Red Umbrella Fund
The Red Umbrella Fund is a unique collaboration between sex workers and social justice funders. It has been housed at Mama Cash since its inception in 2012. The Red Umbrella Fund is a direct result of years of cooperation between sex workers activists, Mama Cash, the Sexual Health and Rights Project of the Open Society Institute (OSI-SHARP), other international donors and the worldwide network of sex workers, the Network of Sex Work Projects. The fund works to strengthen sex workers’ rights movements by catalysing new funding for their fight for self-determination, health and labour rights.
Women in the sex industry have the same rights as all other women to sexual and economic self-determination, an independent and legally accepted existence and protection against discrimination and violence: this position has always guided Mama Cash’s activities and has led her to support both Dutch and international sex workers’ rights movements.
Nicky McIntyre, Executive Director of Mama Cash since 2008: ‘Creating this fund is a historical step. The Red Umbrella Fund is shifting the relationship between donors and sex workers. It is generating expertise and knowledge in the field of activism and fundraising for both parties involved. It is strengthening the sex workers’ movement on a scale we previoiusly never could have imagined.’

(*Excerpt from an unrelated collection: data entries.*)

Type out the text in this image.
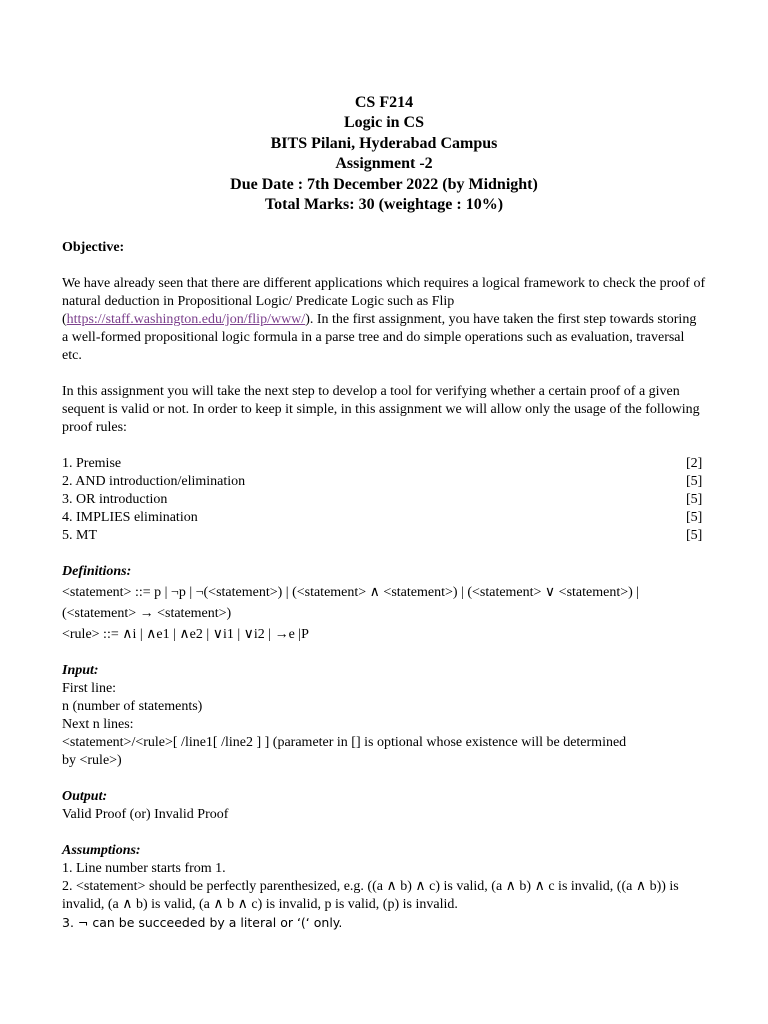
CS F214
Logic in CS
BITS Pilani, Hyderabad Campus
Assignment -2
Due Date : 7th December 2022 (by Midnight)
Total Marks: 30 (weightage : 10%)
Objective:
We have already seen that there are different applications which requires a logical framework to check the proof of natural deduction in Propositional Logic/ Predicate Logic such as Flip (https://staff.washington.edu/jon/flip/www/). In the first assignment, you have taken the first step towards storing a well-formed propositional logic formula in a parse tree and do simple operations such as evaluation, traversal etc.
In this assignment you will take the next step to develop a tool for verifying whether a certain proof of a given sequent is valid or not. In order to keep it simple, in this assignment we will allow only the usage of the following proof rules:
1. Premise	[2]
2. AND introduction/elimination	[5]
3. OR introduction	[5]
4. IMPLIES elimination	[5]
5. MT	[5]
Definitions:
<statement> ::= p | ¬p | ¬(<statement>) | (<statement> ∧ <statement>) | (<statement> ∨ <statement>) |
(<statement> → <statement>)
<rule> ::= ∧i | ∧e1 | ∧e2 | ∨i1 | ∨i2 | →e |P
Input:
First line:
n (number of statements)
Next n lines:
<statement>/<rule>[ /line1[ /line2 ] ] (parameter in [] is optional whose existence will be determined
by <rule>)
Output:
Valid Proof (or) Invalid Proof
Assumptions:
1. Line number starts from 1.
2. <statement> should be perfectly parenthesized, e.g. ((a ∧ b) ∧ c) is valid, (a ∧ b) ∧ c is invalid, ((a ∧ b)) is invalid, (a ∧ b) is valid, (a ∧ b ∧ c) is invalid, p is valid, (p) is invalid.
3. ¬ can be succeeded by a literal or ‘(‘ only.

Nothing about us without us
The Red Umbrella Fund aims to raise new resources for sex worker rights movements by funding sex worker-led organisations and their national, regional and global networks. The fund embraces the motto of the international movement of sex workers: ‘Nothing about us without us’ and, therefore, sex workers comprise a majority in the fund’s governing bodies. Ana Luz Mamani Silva of the Asociación de Sexuales Trabajadoras Mujeres del Sur of Peru, and also a member of the International Steering Committee of the Red Umbrella Fund: ‘Why would we only be in the streets at night? Sex workers should be actively involved in the decisions that are made about them by parliaments, non-governmental organisations, and funds. They should participate in the discussions that involve decisions about themselves.’